The exhibit, Built by Association: Books Once Owned by Notable Judges and Lawyers, includes books inscribed by John Jay, the first chief justice of the U.S. Supreme Court, and Clarence Darrow, the most famous trial lawyer in American history. Other notable figures include Supreme Court Justices Oliver Wendell Holmes, Jr. and Benjamin Cardozo, and Lindley Murray, a lawyer best known as "the father of English grammar." Three of the authors taught at Yale Law School: Supreme Court Justice William O. Douglas, Judge Jerome Frank, and the iconoclastic Professor Fred Rodell.

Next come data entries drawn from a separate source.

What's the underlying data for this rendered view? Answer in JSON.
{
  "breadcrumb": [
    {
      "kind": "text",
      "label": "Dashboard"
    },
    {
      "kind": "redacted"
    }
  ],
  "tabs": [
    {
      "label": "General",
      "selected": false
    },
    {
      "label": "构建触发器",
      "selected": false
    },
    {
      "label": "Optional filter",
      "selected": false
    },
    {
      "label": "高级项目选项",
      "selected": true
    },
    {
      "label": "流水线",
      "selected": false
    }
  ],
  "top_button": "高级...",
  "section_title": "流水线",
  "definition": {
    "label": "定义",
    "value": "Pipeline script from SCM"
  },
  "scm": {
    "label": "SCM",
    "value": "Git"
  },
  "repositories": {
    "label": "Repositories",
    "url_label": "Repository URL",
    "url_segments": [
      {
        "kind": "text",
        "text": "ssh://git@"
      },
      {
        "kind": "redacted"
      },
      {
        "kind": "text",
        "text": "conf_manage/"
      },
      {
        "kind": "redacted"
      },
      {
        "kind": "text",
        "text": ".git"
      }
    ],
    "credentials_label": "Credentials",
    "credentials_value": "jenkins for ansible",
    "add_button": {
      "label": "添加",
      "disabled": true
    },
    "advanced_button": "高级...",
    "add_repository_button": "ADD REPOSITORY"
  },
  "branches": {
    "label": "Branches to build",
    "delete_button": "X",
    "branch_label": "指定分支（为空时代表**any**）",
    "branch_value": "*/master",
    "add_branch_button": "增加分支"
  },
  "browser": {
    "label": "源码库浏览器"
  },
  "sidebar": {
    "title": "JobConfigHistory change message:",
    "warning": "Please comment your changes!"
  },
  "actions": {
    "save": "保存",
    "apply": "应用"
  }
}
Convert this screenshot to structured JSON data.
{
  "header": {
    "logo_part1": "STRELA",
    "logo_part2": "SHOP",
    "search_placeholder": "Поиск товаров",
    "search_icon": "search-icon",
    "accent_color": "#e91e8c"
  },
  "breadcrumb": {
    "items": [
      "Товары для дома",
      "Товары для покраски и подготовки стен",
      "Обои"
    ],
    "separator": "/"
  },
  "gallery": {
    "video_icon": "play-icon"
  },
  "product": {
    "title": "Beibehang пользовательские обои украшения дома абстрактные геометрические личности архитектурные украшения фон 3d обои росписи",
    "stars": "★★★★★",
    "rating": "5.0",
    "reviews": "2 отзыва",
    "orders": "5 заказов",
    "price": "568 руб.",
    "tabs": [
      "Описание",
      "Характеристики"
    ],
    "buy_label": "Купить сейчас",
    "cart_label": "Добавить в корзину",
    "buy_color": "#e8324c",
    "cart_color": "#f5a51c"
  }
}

I already admired Garner for providing invaluable and approachable writing and usage advice through diverse media, including books, law review articles, short articles, and Twitter.  It looks like I now have another good reason to continue holding this opinion.

Friday, November 29, 2013

Using Drones to Smuggle Drugs

After summarizing an unsuccessful drug-smuggling attempt in Georgia, the BBC reports on how drones are now being used to smuggle drugs into prisons:

Remote-controlled flying devices are becoming the tool of choice for those determined to smuggle in contraband, Stephane Lemaire, president of Quebec's correctional officers' union, tod the Ottawa Sun. 

"Usually the drones are carrying small packages of drugs or other illicit substances," he said. 
"Now that drones are relatively cheap to buy, they've become the best way to smuggle drugs inside," he added.

Nonmilitary drones are not all bad, however, as they "are increasingly being used in civilian life to make small deliveries, from pizzas to vital medicines."

Tuesday, October 1, 2013

Nita Farahany is Joining the Volokh Conspiracy

...which means that the blog will no longer be "famous."

On a side note, a quick check of her bio indicates that her research is incredibly interesting (see especially this) and I expect that her contributions will be especially appealing for the philosophically inclined.

Thursday, June 6, 2013

Horwitz on Hypothetical "Deals for Wheels" Conundrum

On this blog I will normally aim to shy away from simply posting links to things that I find elsewhere, but I found this post by Paul Horwitz at PrawfsBlog to be too interesting to resist.